I now have a seven foot chain link fence, to keep rabbits and deer out.  I don't know if that will work.


 I set out the fresh eating tomatoes, peppers, and eggplants yesterday.  Also bush cucumbers in a raised bed, for pickles.


This strawberry pot is doing better than I expected.  Last month, I transplanted these strawberries from a raised bed, where they appeared to be dying off.  At least not thriving.  I wanted the space for cucumbers this year.  In the strawberry pots, they need better attention to watering. but I have them in fresh potting soil with some added osmocote.  They perked up almost immediately and started blooming..
 This bed is fresh-eating tomatoes, slicers and cherry tomatoes.  Down the center I planted radish seeds, which should not take up much room and will be done before the tomato plants reach much size.  Along one edge, I also planted a row of Roma II bush beans.
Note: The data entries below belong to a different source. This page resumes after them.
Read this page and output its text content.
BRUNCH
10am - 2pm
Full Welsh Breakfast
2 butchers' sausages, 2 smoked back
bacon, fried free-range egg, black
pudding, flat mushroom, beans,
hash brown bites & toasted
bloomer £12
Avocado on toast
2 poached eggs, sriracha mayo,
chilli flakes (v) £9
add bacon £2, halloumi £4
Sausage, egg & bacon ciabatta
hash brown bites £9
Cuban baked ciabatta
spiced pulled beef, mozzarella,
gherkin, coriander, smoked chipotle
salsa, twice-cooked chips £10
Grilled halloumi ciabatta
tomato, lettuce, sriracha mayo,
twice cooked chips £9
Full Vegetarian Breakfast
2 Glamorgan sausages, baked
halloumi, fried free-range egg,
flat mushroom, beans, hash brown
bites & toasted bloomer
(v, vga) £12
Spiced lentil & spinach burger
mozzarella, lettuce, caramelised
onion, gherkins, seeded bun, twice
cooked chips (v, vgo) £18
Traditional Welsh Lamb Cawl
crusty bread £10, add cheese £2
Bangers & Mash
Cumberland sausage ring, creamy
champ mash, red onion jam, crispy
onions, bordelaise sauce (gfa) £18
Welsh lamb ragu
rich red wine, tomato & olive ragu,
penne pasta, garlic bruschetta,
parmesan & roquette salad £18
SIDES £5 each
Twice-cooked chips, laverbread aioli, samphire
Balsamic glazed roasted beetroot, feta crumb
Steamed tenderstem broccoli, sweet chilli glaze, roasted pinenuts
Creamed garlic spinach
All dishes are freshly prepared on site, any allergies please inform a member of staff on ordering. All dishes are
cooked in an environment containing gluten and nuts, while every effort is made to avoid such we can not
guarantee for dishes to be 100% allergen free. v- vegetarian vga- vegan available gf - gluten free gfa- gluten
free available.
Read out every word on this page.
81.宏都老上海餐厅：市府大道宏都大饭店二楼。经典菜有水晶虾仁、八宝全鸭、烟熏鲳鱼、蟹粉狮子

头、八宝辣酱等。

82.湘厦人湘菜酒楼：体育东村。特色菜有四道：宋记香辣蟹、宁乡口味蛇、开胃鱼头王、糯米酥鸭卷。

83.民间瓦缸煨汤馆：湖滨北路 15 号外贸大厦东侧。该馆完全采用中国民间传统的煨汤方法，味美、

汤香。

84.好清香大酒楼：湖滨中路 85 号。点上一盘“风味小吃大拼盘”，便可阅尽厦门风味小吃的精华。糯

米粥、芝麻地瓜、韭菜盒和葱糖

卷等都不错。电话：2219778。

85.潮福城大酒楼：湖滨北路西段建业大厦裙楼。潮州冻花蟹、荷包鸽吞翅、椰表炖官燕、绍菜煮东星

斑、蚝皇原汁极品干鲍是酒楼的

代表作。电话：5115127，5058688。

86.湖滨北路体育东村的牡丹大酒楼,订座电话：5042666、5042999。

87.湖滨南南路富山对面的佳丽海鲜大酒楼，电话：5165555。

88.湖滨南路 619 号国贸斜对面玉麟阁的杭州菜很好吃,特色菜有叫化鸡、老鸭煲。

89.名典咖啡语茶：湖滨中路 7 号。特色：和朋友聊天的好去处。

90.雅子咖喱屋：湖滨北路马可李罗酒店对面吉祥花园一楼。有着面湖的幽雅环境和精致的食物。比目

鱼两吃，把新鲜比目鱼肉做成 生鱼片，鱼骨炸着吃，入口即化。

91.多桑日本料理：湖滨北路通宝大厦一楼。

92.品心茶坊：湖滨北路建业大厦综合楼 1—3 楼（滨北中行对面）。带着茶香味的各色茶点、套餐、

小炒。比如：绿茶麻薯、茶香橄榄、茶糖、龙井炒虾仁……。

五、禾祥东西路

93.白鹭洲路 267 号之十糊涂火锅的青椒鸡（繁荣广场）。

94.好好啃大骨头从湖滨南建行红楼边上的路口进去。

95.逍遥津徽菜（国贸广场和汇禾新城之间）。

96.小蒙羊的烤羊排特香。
 This view shows the sauce tomatoes.  I gave all of the tomates some osmocote when I planted them, about 1 1/2 tablespoon per hole.

 These squashes may not have enough room.  Space is at a premium.  I may be able to direct the vines of the long vining types, into spare locations as other crops such as potatoes are done in midsummer.


Same comment as for squashes above.  This batch is in ground that was sod last year.


The soil temp is 74F at 10 am.  I've had readings as high as 80F and in early am, as low as 65F.  I think this is high enough for the squashes, tomatoes, peppers, to be planted.  Not sure about sweetcorn and bean seeds, but doing a trail of them now.  May 15th is my usual target date for that.  I also wonder about the eggplants, which need warm conditions.


These are the first three rows of sweetcorn.  They are outside the fenced area.  I have the seed rows covered with screening to keep birds from eating the seeds.


These are the bush cucumbers I planted the seeds a few weeks ago inside.  Now they are in the former strawberry bed, along with some dolomite lime and compost treatment.  I also have a row of dill seeds planted, now germinated, in there, and some cilantro from seeds saved several years ago.


 These are the grafted fruit trees, and oak seedlings.  The fruit trees appear to be taking nicely.  These are on the north side of the raised bed, to shade the pots a little.  I stratified the oak seedlings by planting acorns into these containers last fall.  There are white oak, from a magnificent tree in my neighborhood, and some other white oak from a location in Salmon Creek, and some red oak.  I'm not sure where I will plant them when they are bigger.